For the flash mount question, there is an elegent solution. First, get a battery flash handle for your camera. Cheap. Attaches easily to the right side built-in brackets. Next, get a rubber battery case adapter from Midwest Photo. This attaches to the top of the battery case [obviously no flashbulb reflector is used here]. The adapter has a 1/4" bolt coming up through it. Attach either your flash directly to the bolt [if it has a tripod hole in the bottom], or indirectly by attaching a shoe to the bolt, and the flash to the shoe. Works great. Looks great. Doesn't degrade the value of your camera. Allows you to quickly remove the flash for handheld use.
Read the items on the Graflex.org helpboard. This has been covered there before.
-- Alec (email@example.com), December 02, 2000.
Thanks for the description of the elegant solution. I'll give it a try. Sorry I missed that over at the Graflex site. In addition to looking at all the regular articles on that site, I had scrolled down through all the threads listed on the helpboard, but didn't see any headings that looked like it covered the specific flash issue I was asking about.

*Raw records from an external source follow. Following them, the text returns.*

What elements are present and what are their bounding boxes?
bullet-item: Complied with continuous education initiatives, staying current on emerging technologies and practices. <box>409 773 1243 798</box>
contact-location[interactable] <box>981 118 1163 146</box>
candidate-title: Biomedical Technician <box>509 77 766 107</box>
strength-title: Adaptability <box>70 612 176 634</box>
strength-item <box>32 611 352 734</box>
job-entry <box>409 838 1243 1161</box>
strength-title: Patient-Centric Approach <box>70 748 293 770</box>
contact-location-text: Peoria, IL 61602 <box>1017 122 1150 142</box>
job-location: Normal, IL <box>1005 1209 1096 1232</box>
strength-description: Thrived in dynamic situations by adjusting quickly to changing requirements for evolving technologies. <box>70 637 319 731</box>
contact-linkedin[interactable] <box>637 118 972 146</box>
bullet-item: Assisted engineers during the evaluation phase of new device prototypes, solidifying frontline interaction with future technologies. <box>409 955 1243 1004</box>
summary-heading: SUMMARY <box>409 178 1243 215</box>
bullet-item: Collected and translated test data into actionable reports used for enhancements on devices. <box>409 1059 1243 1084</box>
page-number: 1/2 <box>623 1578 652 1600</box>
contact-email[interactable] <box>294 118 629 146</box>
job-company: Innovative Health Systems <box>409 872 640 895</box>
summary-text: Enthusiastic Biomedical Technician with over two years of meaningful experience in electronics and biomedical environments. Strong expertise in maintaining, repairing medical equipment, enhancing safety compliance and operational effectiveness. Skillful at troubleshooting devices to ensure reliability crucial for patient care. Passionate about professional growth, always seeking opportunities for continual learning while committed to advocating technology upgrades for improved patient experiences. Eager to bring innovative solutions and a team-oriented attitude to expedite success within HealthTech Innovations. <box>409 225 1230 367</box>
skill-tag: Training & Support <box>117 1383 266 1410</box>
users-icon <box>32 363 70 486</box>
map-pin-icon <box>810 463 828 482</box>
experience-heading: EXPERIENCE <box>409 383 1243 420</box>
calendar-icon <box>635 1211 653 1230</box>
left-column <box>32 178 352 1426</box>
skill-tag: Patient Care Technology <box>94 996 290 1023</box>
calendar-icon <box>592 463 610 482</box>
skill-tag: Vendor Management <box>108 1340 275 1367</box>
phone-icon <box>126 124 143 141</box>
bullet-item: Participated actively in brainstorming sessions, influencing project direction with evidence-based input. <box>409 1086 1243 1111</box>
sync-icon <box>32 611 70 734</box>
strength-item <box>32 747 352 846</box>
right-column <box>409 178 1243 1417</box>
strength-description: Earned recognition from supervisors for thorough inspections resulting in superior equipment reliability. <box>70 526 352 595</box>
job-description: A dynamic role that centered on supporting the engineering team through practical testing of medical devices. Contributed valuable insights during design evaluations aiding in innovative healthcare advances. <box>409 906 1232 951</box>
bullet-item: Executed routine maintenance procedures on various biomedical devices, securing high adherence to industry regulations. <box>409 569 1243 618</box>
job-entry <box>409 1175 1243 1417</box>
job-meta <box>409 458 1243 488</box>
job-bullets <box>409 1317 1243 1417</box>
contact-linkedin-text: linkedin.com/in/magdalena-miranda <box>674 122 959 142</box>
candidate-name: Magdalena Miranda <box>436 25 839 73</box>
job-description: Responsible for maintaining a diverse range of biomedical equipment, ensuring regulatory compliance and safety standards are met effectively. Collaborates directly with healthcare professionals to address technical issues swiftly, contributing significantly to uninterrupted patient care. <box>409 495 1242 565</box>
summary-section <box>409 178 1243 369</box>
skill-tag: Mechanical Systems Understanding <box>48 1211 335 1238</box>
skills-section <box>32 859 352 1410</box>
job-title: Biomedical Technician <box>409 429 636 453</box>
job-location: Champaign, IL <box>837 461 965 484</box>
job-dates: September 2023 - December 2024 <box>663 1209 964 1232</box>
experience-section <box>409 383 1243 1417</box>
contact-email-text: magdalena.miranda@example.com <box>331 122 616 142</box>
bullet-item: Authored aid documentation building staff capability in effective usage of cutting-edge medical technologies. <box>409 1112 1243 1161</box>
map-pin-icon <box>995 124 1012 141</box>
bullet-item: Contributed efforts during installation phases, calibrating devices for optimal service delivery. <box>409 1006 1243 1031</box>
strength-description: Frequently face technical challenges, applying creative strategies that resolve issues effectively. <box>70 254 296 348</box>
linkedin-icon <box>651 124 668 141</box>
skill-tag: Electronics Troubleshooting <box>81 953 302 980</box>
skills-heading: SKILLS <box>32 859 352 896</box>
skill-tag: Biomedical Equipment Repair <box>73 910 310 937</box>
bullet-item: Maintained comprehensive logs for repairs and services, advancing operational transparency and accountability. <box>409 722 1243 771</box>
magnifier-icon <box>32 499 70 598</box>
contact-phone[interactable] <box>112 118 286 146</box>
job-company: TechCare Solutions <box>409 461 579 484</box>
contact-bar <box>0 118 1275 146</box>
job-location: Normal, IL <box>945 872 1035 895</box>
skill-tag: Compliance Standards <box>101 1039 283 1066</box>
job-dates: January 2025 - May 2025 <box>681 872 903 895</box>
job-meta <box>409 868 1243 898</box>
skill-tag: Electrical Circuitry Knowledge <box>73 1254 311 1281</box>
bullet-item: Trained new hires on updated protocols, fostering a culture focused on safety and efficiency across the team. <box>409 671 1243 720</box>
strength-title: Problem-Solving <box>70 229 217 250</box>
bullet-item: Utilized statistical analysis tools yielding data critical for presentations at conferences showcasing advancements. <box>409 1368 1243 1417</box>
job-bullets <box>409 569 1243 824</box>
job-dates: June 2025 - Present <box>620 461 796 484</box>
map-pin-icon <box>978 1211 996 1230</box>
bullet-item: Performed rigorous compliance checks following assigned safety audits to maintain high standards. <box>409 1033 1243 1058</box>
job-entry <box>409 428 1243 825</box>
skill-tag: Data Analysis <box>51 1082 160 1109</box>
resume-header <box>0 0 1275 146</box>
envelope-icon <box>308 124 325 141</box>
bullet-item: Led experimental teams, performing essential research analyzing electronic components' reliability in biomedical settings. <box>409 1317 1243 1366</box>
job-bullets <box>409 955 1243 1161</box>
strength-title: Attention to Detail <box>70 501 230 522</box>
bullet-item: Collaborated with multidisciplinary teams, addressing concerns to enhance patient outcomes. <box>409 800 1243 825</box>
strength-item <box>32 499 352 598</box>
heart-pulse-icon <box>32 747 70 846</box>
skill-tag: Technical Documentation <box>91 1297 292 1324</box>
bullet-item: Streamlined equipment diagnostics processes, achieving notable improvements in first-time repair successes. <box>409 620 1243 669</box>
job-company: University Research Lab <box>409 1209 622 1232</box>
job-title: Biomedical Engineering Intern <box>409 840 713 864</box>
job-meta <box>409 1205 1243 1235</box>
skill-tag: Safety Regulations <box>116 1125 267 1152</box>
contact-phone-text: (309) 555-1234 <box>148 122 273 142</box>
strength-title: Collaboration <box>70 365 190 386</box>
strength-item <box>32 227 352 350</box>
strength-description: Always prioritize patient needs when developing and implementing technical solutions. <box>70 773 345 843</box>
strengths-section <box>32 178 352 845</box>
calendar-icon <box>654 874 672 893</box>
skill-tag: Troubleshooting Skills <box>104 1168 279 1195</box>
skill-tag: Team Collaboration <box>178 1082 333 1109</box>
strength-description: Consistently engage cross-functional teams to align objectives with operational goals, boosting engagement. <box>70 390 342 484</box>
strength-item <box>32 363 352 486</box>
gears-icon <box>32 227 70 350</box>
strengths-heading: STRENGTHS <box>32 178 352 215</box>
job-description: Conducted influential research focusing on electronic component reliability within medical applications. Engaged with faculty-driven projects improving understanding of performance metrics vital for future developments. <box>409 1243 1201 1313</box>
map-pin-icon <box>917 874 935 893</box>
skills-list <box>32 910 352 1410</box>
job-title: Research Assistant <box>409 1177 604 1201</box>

In any event, yesterday I also discovered a less elegant and interim solution. At one of the local camera stores I found a cheapie Coastar Flash Bracket (number B-48 in case you want to look for one). It is an 8 inch x 1 inch piece of sturdy aluminum with a cold shoe mounted on one end (It's actually mounted on the the right side of the bracket, because the shoe has a tab in the front to keep your flash from sliding too far to the front when you mount it. That requires you to mount the flash to the right as the bracket comes configured in the package). There is a slot about 5-1/2 inches long to the left of the shoe through which a tripod mounting screw and knob intersect the bracket. The top of the bracket is covered with ridged rubber to better grip the bottom of the camera when you screw the bracket in to the Graphic's tripod socket. This setup allows the flash to be mounted off to the right side of the camera body, with the shoe ending up about 3-1/2 inches outside the right of my Crown Graphic when extended the maximum amount the slot will allow.
A couple of drawbacks with this quickie solution are:
1. The flash head on my Metz 40-MZ3 (or on any shoe mount flash for that matter, like a Vivitar 283 or 285) ends up about even with the lens. I'd like to raise it higher, as Alec's solution would allow.
2. The setup interferes a bit with the body shutter release, although it wasn't too hard to reach it around the flash. It's possible to turn the bracket around and mount the flash on the left side of the camera, with a little work. The bracket will easily clear the strap on the left, but would require some modification to the bracket. As I mentioned above, the cold shoe is constructed with a metal tab on the front of the shoe as a "stop" when you slide the flash in. You'd have to bend it down out of the way so that you could mount the flash from the former "front" of the shoe, and rely on the screw or clamp on your flash alone to hold the unit steady. The shoe is mounted to the bracket with 3 screws, so you can't just unscrew the whole shoe from the bracket and turn it around as the holes will not line up. It would require drilling new holes in the bracket, so I think it would simply be easier to bend down the tab to allow the flash to slide in from the former front of the shoe.
Thanks again for your help.
-- Greg Lawhon (firstname.lastname@example.org), December 03, 2000.
By the way, I forgot to mention that the Coastar bracket cost $12.
-- Greg Lawhon (email@example.com), December 03, 2000.
HiGreg, On my corwn graphis I have the original flash bracket on it, SO i took a sunpack 555 flash, modified a pair of graphic clamps to fit the flash and use the original mount where the battery case mounts.
good luck, bill
-- Bill Jefferson (firstname.lastname@example.org), December 04, 2000.
Have you given any thought about using what the old press photographers used, "bulb" flash in an old graflex gun flash? I own a Speed and use it with the bulb flash...it sure gives alot of light and with the bulb a different look. It not real fast, bulb burns your hands. I shoot at about F16-22 with 400 speed film. Just an idea.